夏になると暑くて、庭でビニールプールで遊ぶのが大好きでした。ビニールプールに穴が開いてしまい、遊べなくなったとき、お風呂に水を入れて、しっかりと水着を着込み、水中メガネなども装備して、潜って遊ぶのがとても楽しかったです。ビニールプールよりも水深があり、水遊びをしている実感が持てたものです。水遊びですので体が冷たい水に慣れてしまっていますので、そのまま体や髪の毛を洗い、ヘトヘトになって浴室から出て昼寝をする毎日でした。

ベビーバス

赤ちゃんが生まれると、しばらくの間はベビーバスで沐浴させます。大人が片手で支えながらもう片方の手で体を洗ってあげるのですが、手がすべってお湯の中に赤ちゃんが……赤ちゃんのいる家庭では、1度は経験していませんか?
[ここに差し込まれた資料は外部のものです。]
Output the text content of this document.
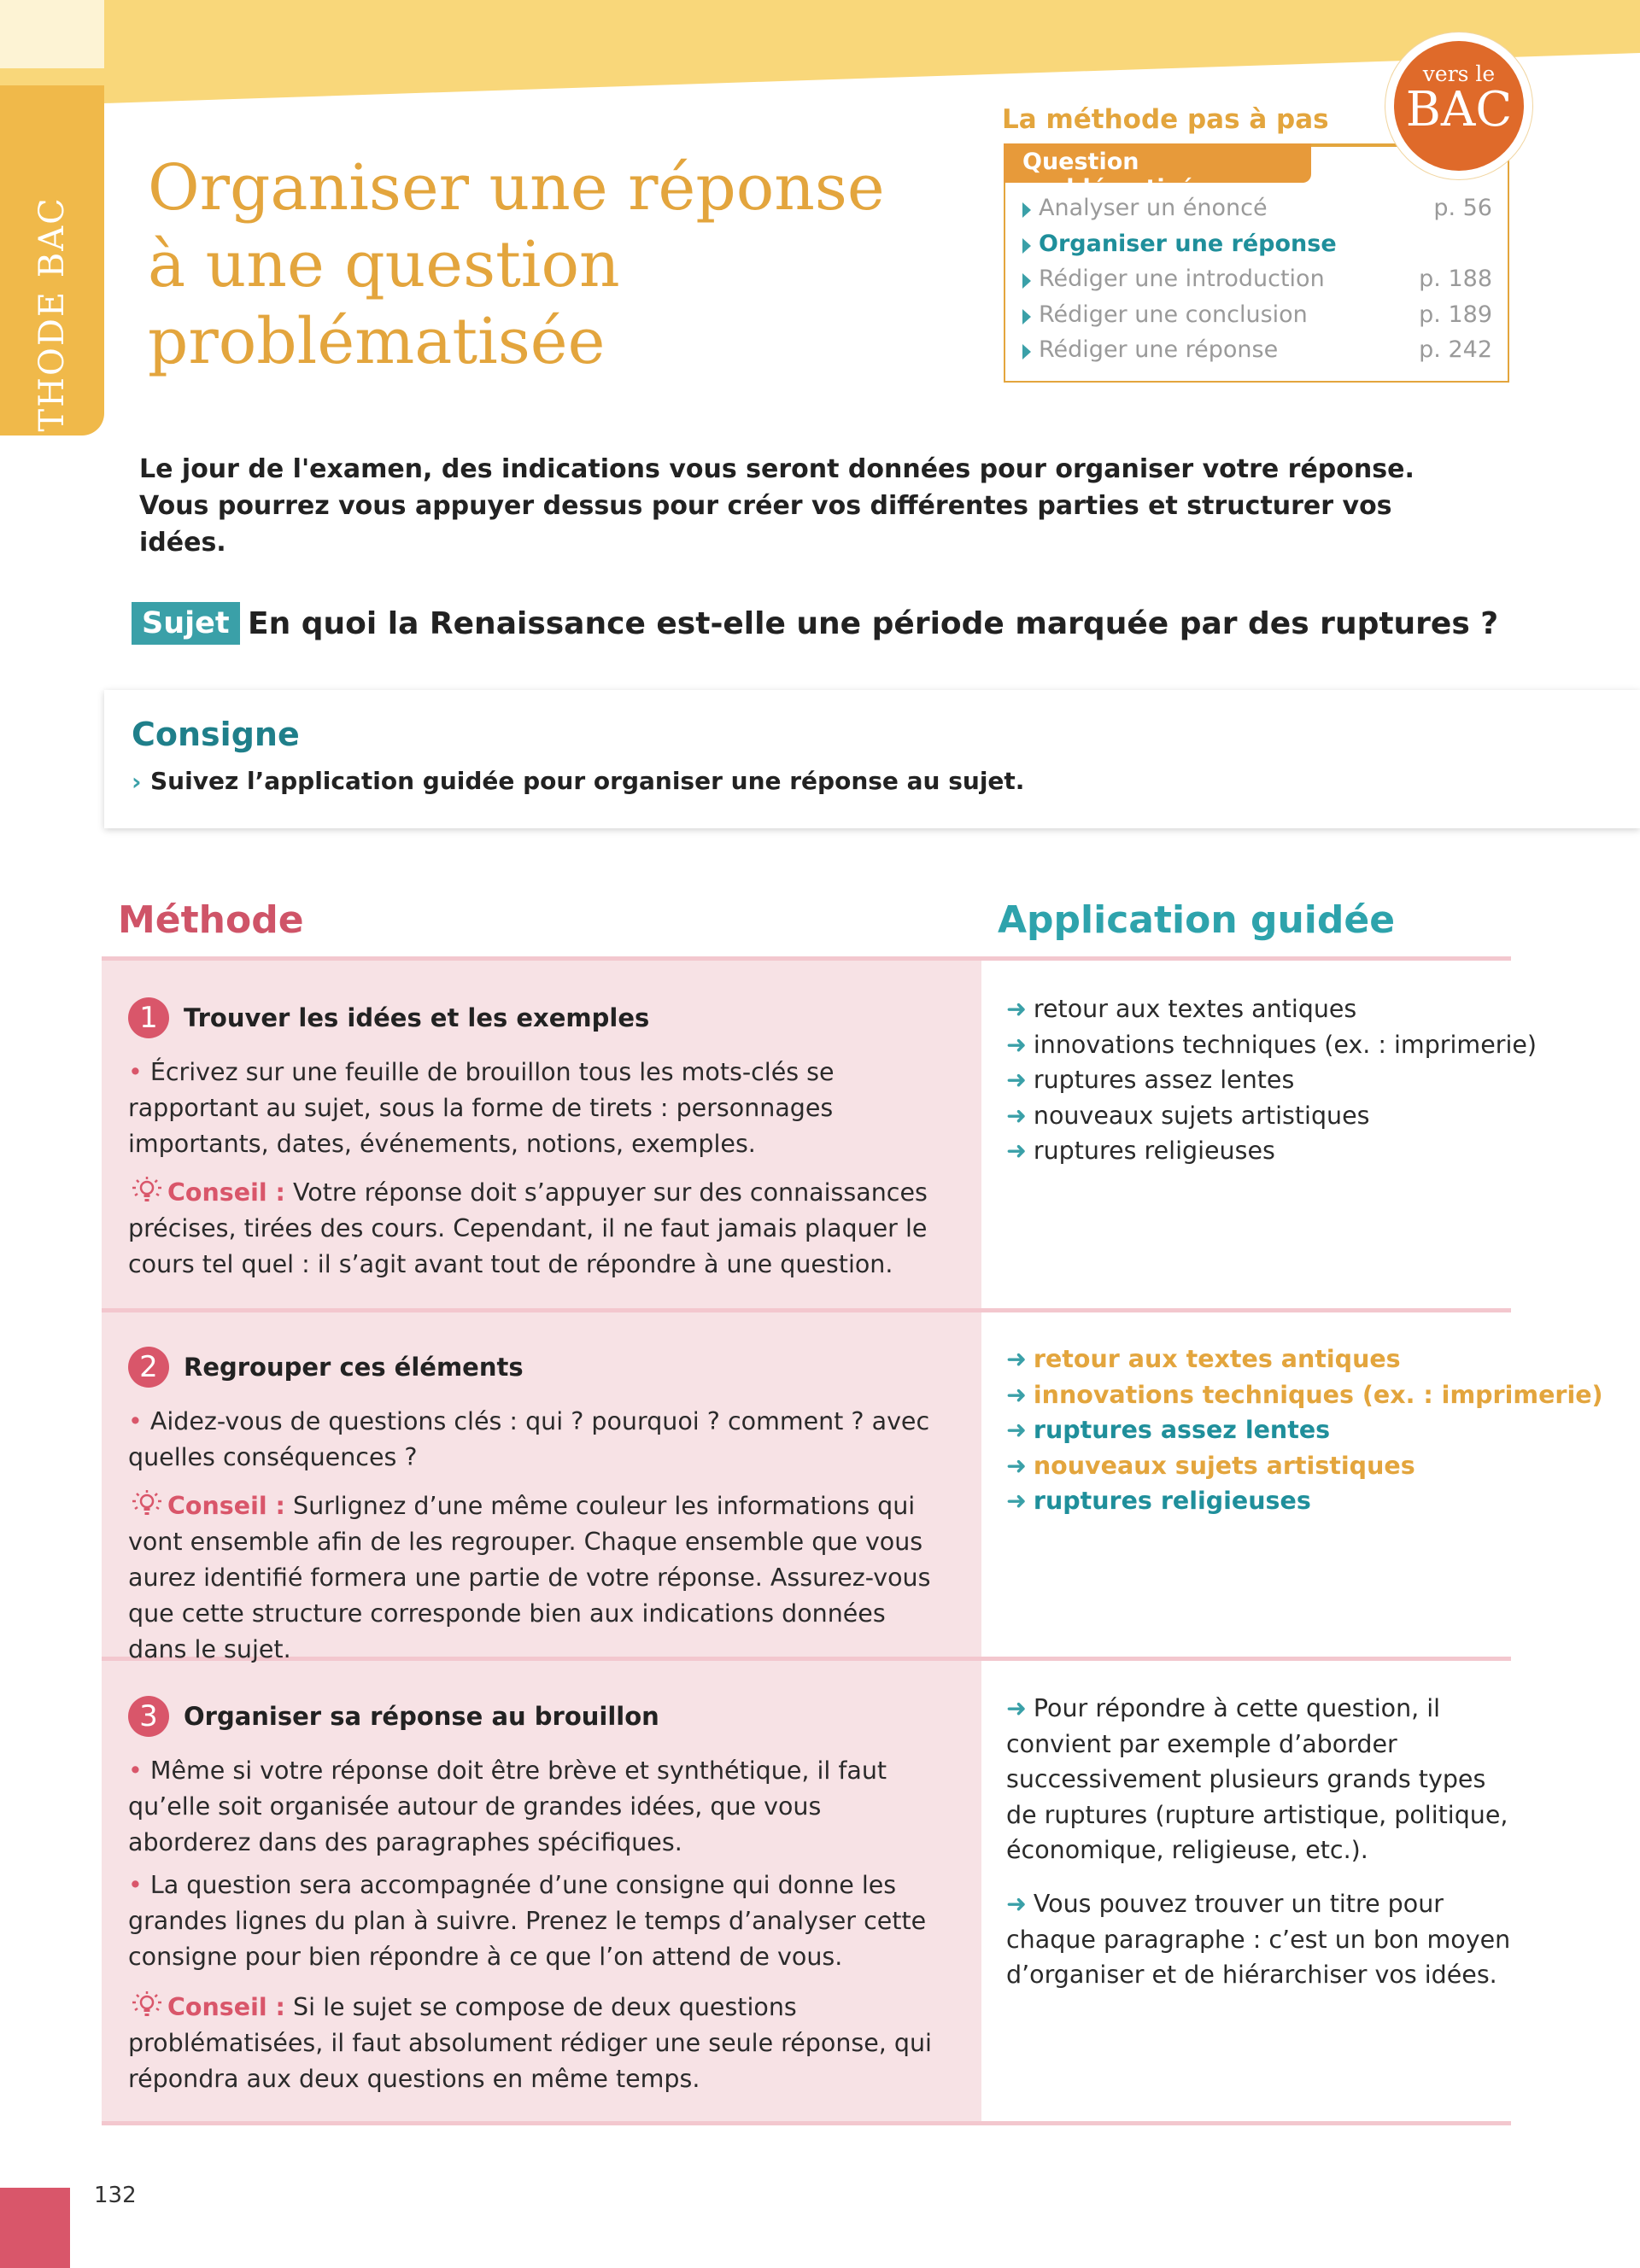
MÉTHODE BAC
Organiser une réponse
à une question
problématisée
La méthode pas à pas
Question problématisée
Analyser un énoncé	p. 56
Organiser une réponse
Rédiger une introduction	p. 188
Rédiger une conclusion	p. 189
Rédiger une réponse	p. 242
vers le
BAC

Le jour de l'examen, des indications vous seront données pour organiser votre réponse. Vous pourrez vous appuyer dessus pour créer vos différentes parties et structurer vos idées.

Sujet En quoi la Renaissance est-elle une période marquée par des ruptures ?
Consigne
› Suivez l’application guidée pour organiser une réponse au sujet.
Méthode	Application guidée
1	Trouver les idées et les exemples
• Écrivez sur une feuille de brouillon tous les mots-clés se rapportant au sujet, sous la forme de tirets : personnages importants, dates, événements, notions, exemples.
Conseil : Votre réponse doit s’appuyer sur des connaissances précises, tirées des cours. Cependant, il ne faut jamais plaquer le cours tel quel : il s’agit avant tout de répondre à une question.
➜ retour aux textes antiques
➜ innovations techniques (ex. : imprimerie)
➜ ruptures assez lentes
➜ nouveaux sujets artistiques
➜ ruptures religieuses
2	Regrouper ces éléments
• Aidez-vous de questions clés : qui ? pourquoi ? comment ? avec quelles conséquences ?
Conseil : Surlignez d’une même couleur les informations qui vont ensemble afin de les regrouper. Chaque ensemble que vous aurez identifié formera une partie de votre réponse. Assurez-vous que cette structure corresponde bien aux indications données dans le sujet.
➜ retour aux textes antiques
➜ innovations techniques (ex. : imprimerie)
➜ ruptures assez lentes
➜ nouveaux sujets artistiques
➜ ruptures religieuses
3	Organiser sa réponse au brouillon
• Même si votre réponse doit être brève et synthétique, il faut qu’elle soit organisée autour de grandes idées, que vous aborderez dans des paragraphes spécifiques.
• La question sera accompagnée d’une consigne qui donne les grandes lignes du plan à suivre. Prenez le temps d’analyser cette consigne pour bien répondre à ce que l’on attend de vous.
Conseil : Si le sujet se compose de deux questions problématisées, il faut absolument rédiger une seule réponse, qui répondra aux deux questions en même temps.
➜ Pour répondre à cette question, il convient par exemple d’aborder successivement plusieurs grands types de ruptures (rupture artistique, politique, économique, religieuse, etc.).
➜ Vous pouvez trouver un titre pour chaque paragraphe : c’est un bon moyen d’organiser et de hiérarchiser vos idées.
132
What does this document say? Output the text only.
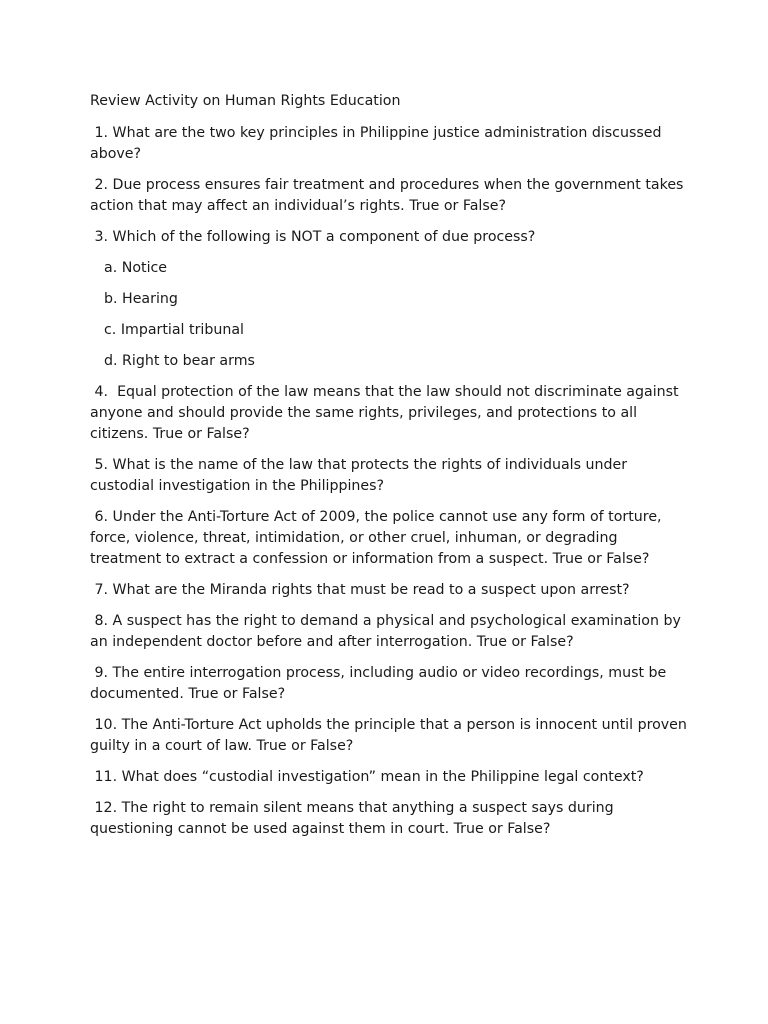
Review Activity on Human Rights Education
1. What are the two key principles in Philippine justice administration discussed above?
2. Due process ensures fair treatment and procedures when the government takes action that may affect an individual’s rights. True or False?
3. Which of the following is NOT a component of due process?
a. Notice
b. Hearing
c. Impartial tribunal
d. Right to bear arms
4.  Equal protection of the law means that the law should not discriminate against anyone and should provide the same rights, privileges, and protections to all citizens. True or False?
5. What is the name of the law that protects the rights of individuals under custodial investigation in the Philippines?
6. Under the Anti-Torture Act of 2009, the police cannot use any form of torture, force, violence, threat, intimidation, or other cruel, inhuman, or degrading treatment to extract a confession or information from a suspect. True or False?
7. What are the Miranda rights that must be read to a suspect upon arrest?
8. A suspect has the right to demand a physical and psychological examination by an independent doctor before and after interrogation. True or False?
9. The entire interrogation process, including audio or video recordings, must be documented. True or False?
10. The Anti-Torture Act upholds the principle that a person is innocent until proven guilty in a court of law. True or False?
11. What does “custodial investigation” mean in the Philippine legal context?
12. The right to remain silent means that anything a suspect says during questioning cannot be used against them in court. True or False?
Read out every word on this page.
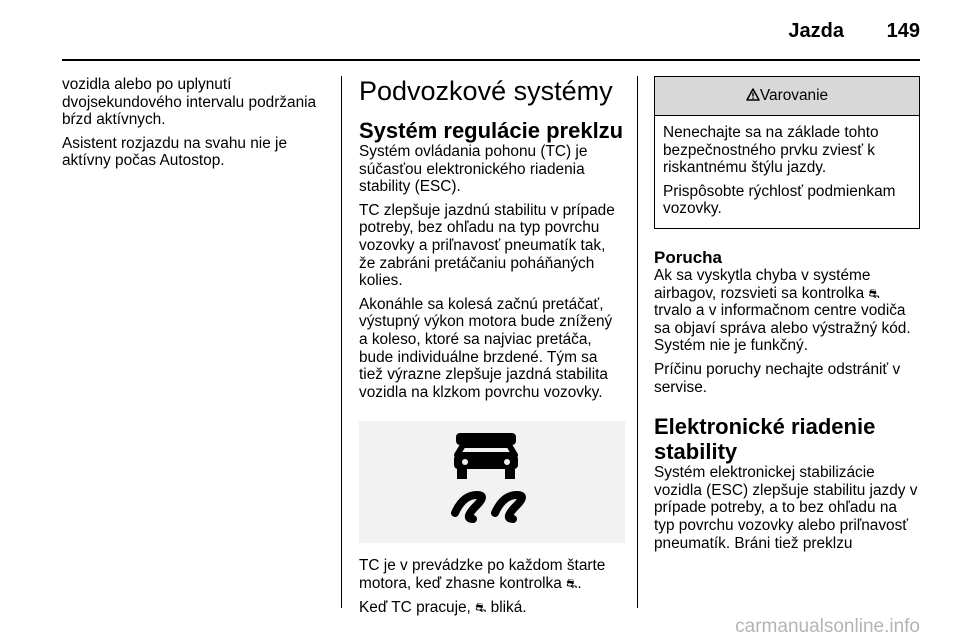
Jazda 149

vozidla alebo po uplynutí dvojsekundového intervalu podržania bŕzd aktívnych.

Asistent rozjazdu na svahu nie je aktívny počas Autostop.

Podvozkové systémy
Systém regulácie preklzu

Systém ovládania pohonu (TC) je súčasťou elektronického riadenia stability (ESC).

TC zlepšuje jazdnú stabilitu v prípade potreby, bez ohľadu na typ povrchu vozovky a priľnavosť pneumatík tak, že zabráni pretáčaniu poháňaných kolies.

Akonáhle sa kolesá začnú pretáčať, výstupný výkon motora bude znížený a koleso, ktoré sa najviac pretáča, bude individuálne brzdené. Tým sa tiež výrazne zlepšuje jazdná stabilita vozidla na klzkom povrchu vozovky.

TC je v prevádzke po každom štarte motora, keď zhasne kontrolka ⛐.

Keď TC pracuje, ⛐ bliká.

Varovanie

Nenechajte sa na základe tohto bezpečnostného prvku zviesť k riskantnému štýlu jazdy.

Prispôsobte rýchlosť podmienkam vozovky.

Porucha

Ak sa vyskytla chyba v systéme airbagov, rozsvieti sa kontrolka ⛐ trvalo a v informačnom centre vodiča sa objaví správa alebo výstražný kód. Systém nie je funkčný.

Príčinu poruchy nechajte odstrániť v servise.

Elektronické riadenie stability

Systém elektronickej stabilizácie vozidla (ESC) zlepšuje stabilitu jazdy v prípade potreby, a to bez ohľadu na typ povrchu vozovky alebo priľnavosť pneumatík. Bráni tiež preklzu

carmanualsonline.info
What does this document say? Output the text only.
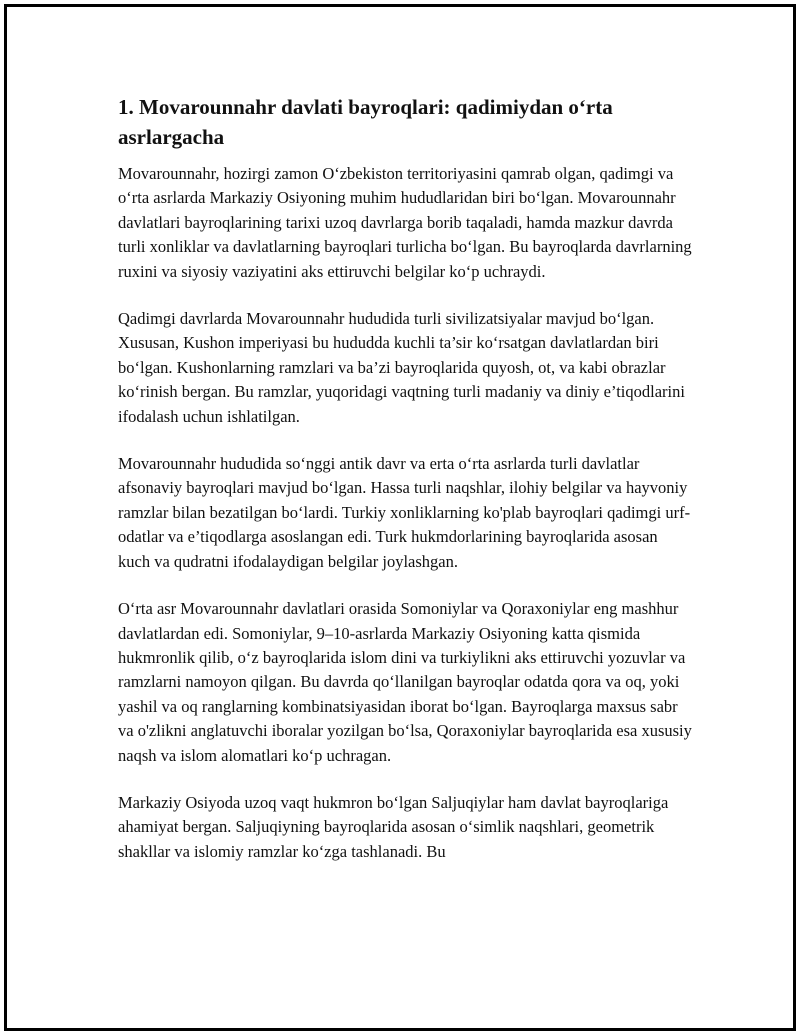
1. Movarounnahr davlati bayroqlari: qadimiydan o‘rta asrlargacha

Movarounnahr, hozirgi zamon O‘zbekiston territoriyasini qamrab olgan, qadimgi va o‘rta asrlarda Markaziy Osiyoning muhim hududlaridan biri bo‘lgan. Movarounnahr davlatlari bayroqlarining tarixi uzoq davrlarga borib taqaladi, hamda mazkur davrda turli xonliklar va davlatlarning bayroqlari turlicha bo‘lgan. Bu bayroqlarda davrlarning ruxini va siyosiy vaziyatini aks ettiruvchi belgilar ko‘p uchraydi.

Qadimgi davrlarda Movarounnahr hududida turli sivilizatsiyalar mavjud bo‘lgan. Xususan, Kushon imperiyasi bu hududda kuchli ta’sir ko‘rsatgan davlatlardan biri bo‘lgan. Kushonlarning ramzlari va ba’zi bayroqlarida quyosh, ot, va kabi obrazlar ko‘rinish bergan. Bu ramzlar, yuqoridagi vaqtning turli madaniy va diniy e’tiqodlarini ifodalash uchun ishlatilgan.

Movarounnahr hududida so‘nggi antik davr va erta o‘rta asrlarda turli davlatlar afsonaviy bayroqlari mavjud bo‘lgan. Hassa turli naqshlar, ilohiy belgilar va hayvoniy ramzlar bilan bezatilgan bo‘lardi. Turkiy xonliklarning ko'plab bayroqlari qadimgi urf-odatlar va e’tiqodlarga asoslangan edi. Turk hukmdorlarining bayroqlarida asosan kuch va qudratni ifodalaydigan belgilar joylashgan.

O‘rta asr Movarounnahr davlatlari orasida Somoniylar va Qoraxoniylar eng mashhur davlatlardan edi. Somoniylar, 9–10-asrlarda Markaziy Osiyoning katta qismida hukmronlik qilib, o‘z bayroqlarida islom dini va turkiylikni aks ettiruvchi yozuvlar va ramzlarni namoyon qilgan. Bu davrda qo‘llanilgan bayroqlar odatda qora va oq, yoki yashil va oq ranglarning kombinatsiyasidan iborat bo‘lgan. Bayroqlarga maxsus sabr va o'zlikni anglatuvchi iboralar yozilgan bo‘lsa, Qoraxoniylar bayroqlarida esa xususiy naqsh va islom alomatlari ko‘p uchragan.

Markaziy Osiyoda uzoq vaqt hukmron bo‘lgan Saljuqiylar ham davlat bayroqlariga ahamiyat bergan. Saljuqiyning bayroqlarida asosan o‘simlik naqshlari, geometrik shakllar va islomiy ramzlar ko‘zga tashlanadi. Bu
娘を沐浴させているとき、手がすべってお湯の中に沈めてしまうこと2回。泣きもせず、目を見開いて驚いていた顔を見て、申し訳ないやらおかしいやら。そんな日が昨日のことのように感じられます。

今では台所のシンクの中に置けて、水抜き栓がついている使いやすいベビーバスがありますが、昔は比較的大きくて水抜き栓もなく、大人2人がかりでベビーバスを運び、やっとの思いでお湯を捨てたものです。子供が少し大きくなると、ベビーバスは夏場のプール代わりに変身し、やがてその役目を終えていきました。

温泉

日本人は温泉が大好きです。自分も例に漏れずに大好きで、妹の結婚式を温泉地のホテルで家族だけで行うと聞いたときは、結婚式よりも先に、どんな温泉施設があるのか調べたくらいのふとどき者です。チャペルで号泣の結婚式を終え、夜には宴会、そしていよいよ温泉です。母も温泉が大好きなのですが……忘れていました。この母、普段から明るい性格でちょっとハメをはずすところがあるのですが、温泉に入ると必ず泳ぐのです。恥ずかしいから辞めてと言っても、『2度とここに来ることないんだから関係ないよ!いいじゃん!』と言いながら、全裸で泳ぐ泳ぐ。そそくさと娘と2人、他人のフリで離れました。子供じゃないんだから……。

欲張り

アパートに住んでいたころ、お風呂はとても狭く、浴槽も正方形のタイプで、膝を抱えなければ入ることの出来ないお風呂でした。洗い場も狭く、とても座って体を洗うことなどできません。ようやくアパートを引き払い、戸建てに引っ越したばかりの頃、1階と2階に浴室があり、1階のお風呂は自動給湯システムがついていて、2階のお風呂は普通の追い焚き機能のついているお風呂です。何よりも浴室が広くなったのが嬉しくて、足を伸ばして入れる浴槽に感激です。

やがて1階のお風呂は使わなくなりました。浴槽が深く、水道代が勿体ない、追い焚きもできないという理由からです。今では物置と化してします。普段は2階のお風呂を使っていますが、あんなに広くなったのを喜んでいたのに、人間とは欲張りなもので、慣れてしまうとこの浴室も狭く感じてしまいます。もっと広いお風呂に入りたい…はめ込み式でテレビもつけたい…ジェットバスなんてどうだろう…。そんなことばかり考えてしまいます。本当、人間て欲張りですね。